Various treatments have been attempted with little benefit. The currently accepted practice is usually supportive.4-6,27,28,34 This entails judicious use of analgesics, NSAIDs, protected weightbearing, and a graduated physiotherapy regime. The aim is to reduce microfractures and prevent pathologic stress fractures. Traction has been used for treatment in men, but not pregnant women. No objective evidence is available to support this over simple analgesia and protected weightbearing.

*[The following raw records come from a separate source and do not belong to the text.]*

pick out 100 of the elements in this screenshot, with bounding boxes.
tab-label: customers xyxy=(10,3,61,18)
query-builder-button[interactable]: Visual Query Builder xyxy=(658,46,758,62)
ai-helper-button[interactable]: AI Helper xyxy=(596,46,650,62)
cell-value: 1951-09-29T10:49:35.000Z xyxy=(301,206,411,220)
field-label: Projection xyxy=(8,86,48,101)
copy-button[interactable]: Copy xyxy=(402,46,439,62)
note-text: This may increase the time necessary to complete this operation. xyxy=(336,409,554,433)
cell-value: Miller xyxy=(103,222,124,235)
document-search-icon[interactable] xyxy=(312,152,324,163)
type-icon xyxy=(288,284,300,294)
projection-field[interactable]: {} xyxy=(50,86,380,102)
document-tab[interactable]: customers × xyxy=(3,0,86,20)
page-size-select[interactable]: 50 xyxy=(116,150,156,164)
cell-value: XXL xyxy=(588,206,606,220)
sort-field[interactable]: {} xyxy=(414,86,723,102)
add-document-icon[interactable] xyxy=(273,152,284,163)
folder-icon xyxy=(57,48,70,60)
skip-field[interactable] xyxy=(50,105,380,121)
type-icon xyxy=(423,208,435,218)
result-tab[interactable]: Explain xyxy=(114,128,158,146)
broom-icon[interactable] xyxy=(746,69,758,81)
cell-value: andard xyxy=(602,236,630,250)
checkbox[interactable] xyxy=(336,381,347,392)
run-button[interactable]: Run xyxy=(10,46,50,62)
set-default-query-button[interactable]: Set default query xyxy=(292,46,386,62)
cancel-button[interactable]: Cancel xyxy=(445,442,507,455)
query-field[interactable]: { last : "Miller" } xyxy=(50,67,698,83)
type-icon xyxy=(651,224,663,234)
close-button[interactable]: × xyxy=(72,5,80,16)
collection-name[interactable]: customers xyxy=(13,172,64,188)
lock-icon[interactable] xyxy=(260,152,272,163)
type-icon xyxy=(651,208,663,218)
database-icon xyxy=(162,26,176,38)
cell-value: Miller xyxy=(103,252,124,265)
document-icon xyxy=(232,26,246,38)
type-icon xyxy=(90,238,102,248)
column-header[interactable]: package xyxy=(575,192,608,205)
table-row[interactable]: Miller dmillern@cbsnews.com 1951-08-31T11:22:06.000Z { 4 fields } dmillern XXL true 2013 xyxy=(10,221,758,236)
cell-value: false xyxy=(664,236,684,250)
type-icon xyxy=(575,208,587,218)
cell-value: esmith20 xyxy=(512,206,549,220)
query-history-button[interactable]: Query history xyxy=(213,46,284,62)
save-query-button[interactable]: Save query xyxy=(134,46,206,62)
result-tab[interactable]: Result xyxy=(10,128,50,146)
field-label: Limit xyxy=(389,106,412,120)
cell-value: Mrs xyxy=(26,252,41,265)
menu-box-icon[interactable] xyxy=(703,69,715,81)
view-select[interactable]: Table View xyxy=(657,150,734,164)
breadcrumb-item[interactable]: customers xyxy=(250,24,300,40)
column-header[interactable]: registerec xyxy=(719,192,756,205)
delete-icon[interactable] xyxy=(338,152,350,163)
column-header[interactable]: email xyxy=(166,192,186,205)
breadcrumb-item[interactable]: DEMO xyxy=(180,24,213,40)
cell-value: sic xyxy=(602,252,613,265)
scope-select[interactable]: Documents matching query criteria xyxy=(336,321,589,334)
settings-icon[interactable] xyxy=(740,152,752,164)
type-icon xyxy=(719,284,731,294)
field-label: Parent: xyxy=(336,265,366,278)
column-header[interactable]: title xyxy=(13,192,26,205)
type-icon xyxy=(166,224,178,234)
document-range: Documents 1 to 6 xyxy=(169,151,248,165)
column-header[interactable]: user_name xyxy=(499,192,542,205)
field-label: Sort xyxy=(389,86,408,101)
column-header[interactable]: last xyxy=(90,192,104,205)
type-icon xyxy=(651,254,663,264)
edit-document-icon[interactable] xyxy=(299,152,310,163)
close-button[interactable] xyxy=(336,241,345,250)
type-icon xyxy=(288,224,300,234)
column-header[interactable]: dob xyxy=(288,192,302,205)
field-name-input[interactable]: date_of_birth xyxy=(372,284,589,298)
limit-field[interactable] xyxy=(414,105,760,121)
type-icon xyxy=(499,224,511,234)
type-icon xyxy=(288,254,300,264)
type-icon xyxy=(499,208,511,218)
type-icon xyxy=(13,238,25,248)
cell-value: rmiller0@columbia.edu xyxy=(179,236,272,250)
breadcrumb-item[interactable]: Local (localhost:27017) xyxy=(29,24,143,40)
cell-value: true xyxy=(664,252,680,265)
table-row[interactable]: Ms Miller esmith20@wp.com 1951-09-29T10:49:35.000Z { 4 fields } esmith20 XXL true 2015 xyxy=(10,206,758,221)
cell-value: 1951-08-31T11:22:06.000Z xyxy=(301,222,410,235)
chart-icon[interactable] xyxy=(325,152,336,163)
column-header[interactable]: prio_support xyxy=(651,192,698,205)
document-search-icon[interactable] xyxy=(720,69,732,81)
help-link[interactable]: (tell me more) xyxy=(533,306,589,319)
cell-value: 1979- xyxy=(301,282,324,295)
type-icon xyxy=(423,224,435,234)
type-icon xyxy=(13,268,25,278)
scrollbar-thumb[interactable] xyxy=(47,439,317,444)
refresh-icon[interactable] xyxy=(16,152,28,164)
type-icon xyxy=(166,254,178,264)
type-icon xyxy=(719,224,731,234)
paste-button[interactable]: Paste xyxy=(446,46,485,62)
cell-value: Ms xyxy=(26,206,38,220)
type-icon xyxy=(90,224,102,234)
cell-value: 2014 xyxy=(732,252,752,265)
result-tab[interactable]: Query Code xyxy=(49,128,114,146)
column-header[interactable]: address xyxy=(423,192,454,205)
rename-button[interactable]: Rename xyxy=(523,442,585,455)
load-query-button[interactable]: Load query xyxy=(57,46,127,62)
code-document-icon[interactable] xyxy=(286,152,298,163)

Elective cesarean sections have been done in patients in whom bilateral severe hip involvement has precluded normal vaginal delivery.2,3 Funk et al13 reported a rapid increase in bone mineral density after the cessation of lactation. They recommended against breast feeding in patients with transient osteoporosis.13
There have been reports that oral and intravenous bisphosphonates may be beneficial, and may speed up recovery.22,24 Calcitonin,10,25 prednisolone,19 and the bone-sparing steroid deflazacort7 also have been used. All of these pharmacologic studies have small sample sizes, with no case controls.4 In some studies, the time until complete recovery have not differed greatly from the natural course of the disease.4 The role of pharmacologic agents in the management of a self-limiting condition, particularly in lactating women remains unclear.
Women in the third trimester of pregnancy and middle-aged men most commonly are affected by transient osteoporosis. Although it usually presents as hip disease, this case shows that a multifocal presentation resembling regional migratory osteoporosis, described predominantly in middle-aged men, is also a possibility. In the pregnant patient, the same optimistic prognosis for transient osteoporosis seems appropriate for this multifocal-type disease.